Electron‐density critical points analysis and catastrophe theory to forecast structure instability in periodic solids

The critical points analysis of electron density, i.e . ρ( x ), from ab initio calculations is used in combination with the catastrophe theory to show a correlation between ρ( x ) topology and the appearance of instability that may lead to transformations of crystal structures, as a function of pressure/temperature. In particular, this study focuses on the evolution of coalescing non‐degenerate critical points, i.e . such that ∇ρ( x c ) = 0 and λ 1 , λ 2 , λ 3 ≠ 0 [λ being the eigenvalues of the Hessian of ρ( x ) at x c ], towards degenerate critical points, i.e . ∇ρ( x c ) = 0 and at least one λ equal to zero.
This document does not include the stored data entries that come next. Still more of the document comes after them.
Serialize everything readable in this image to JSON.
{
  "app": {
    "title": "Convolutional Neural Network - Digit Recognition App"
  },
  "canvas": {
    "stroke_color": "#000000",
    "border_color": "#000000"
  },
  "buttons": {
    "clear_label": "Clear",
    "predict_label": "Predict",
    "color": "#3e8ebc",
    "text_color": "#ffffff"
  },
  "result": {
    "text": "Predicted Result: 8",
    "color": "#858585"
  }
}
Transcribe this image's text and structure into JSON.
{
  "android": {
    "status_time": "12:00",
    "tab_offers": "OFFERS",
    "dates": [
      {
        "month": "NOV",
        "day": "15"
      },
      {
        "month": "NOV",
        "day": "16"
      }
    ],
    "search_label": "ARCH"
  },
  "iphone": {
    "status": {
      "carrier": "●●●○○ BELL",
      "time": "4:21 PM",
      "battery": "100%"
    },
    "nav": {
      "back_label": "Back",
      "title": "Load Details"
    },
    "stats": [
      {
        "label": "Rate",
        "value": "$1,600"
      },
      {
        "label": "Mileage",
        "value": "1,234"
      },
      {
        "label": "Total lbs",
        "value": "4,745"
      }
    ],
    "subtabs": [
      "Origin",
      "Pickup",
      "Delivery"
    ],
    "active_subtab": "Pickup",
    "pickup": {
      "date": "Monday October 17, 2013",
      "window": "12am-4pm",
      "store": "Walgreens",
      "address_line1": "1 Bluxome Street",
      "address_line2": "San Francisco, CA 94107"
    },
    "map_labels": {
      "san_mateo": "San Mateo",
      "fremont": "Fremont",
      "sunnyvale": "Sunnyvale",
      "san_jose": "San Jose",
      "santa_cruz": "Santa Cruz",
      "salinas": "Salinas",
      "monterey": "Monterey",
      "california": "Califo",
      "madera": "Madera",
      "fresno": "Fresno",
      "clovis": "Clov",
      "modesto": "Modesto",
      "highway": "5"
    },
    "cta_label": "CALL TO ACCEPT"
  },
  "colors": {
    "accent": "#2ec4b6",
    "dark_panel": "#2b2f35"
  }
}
The catastrophe theory formalism provides a mathematical tool to model ρ( x ) in the neighbourhood of x c and allows one to rationalize the occurrence of instability in terms of electron‐density topology and Gibbs energy. The phase/state transitions that TiO 2 (rutile structure), MgO (periclase structure) and Al 2 O 3 (corundum structure) undergo because of pressure and/or temperature are here discussed. An agreement of 3–5% is observed between the theoretical model and experimental pressure/temperature of transformation.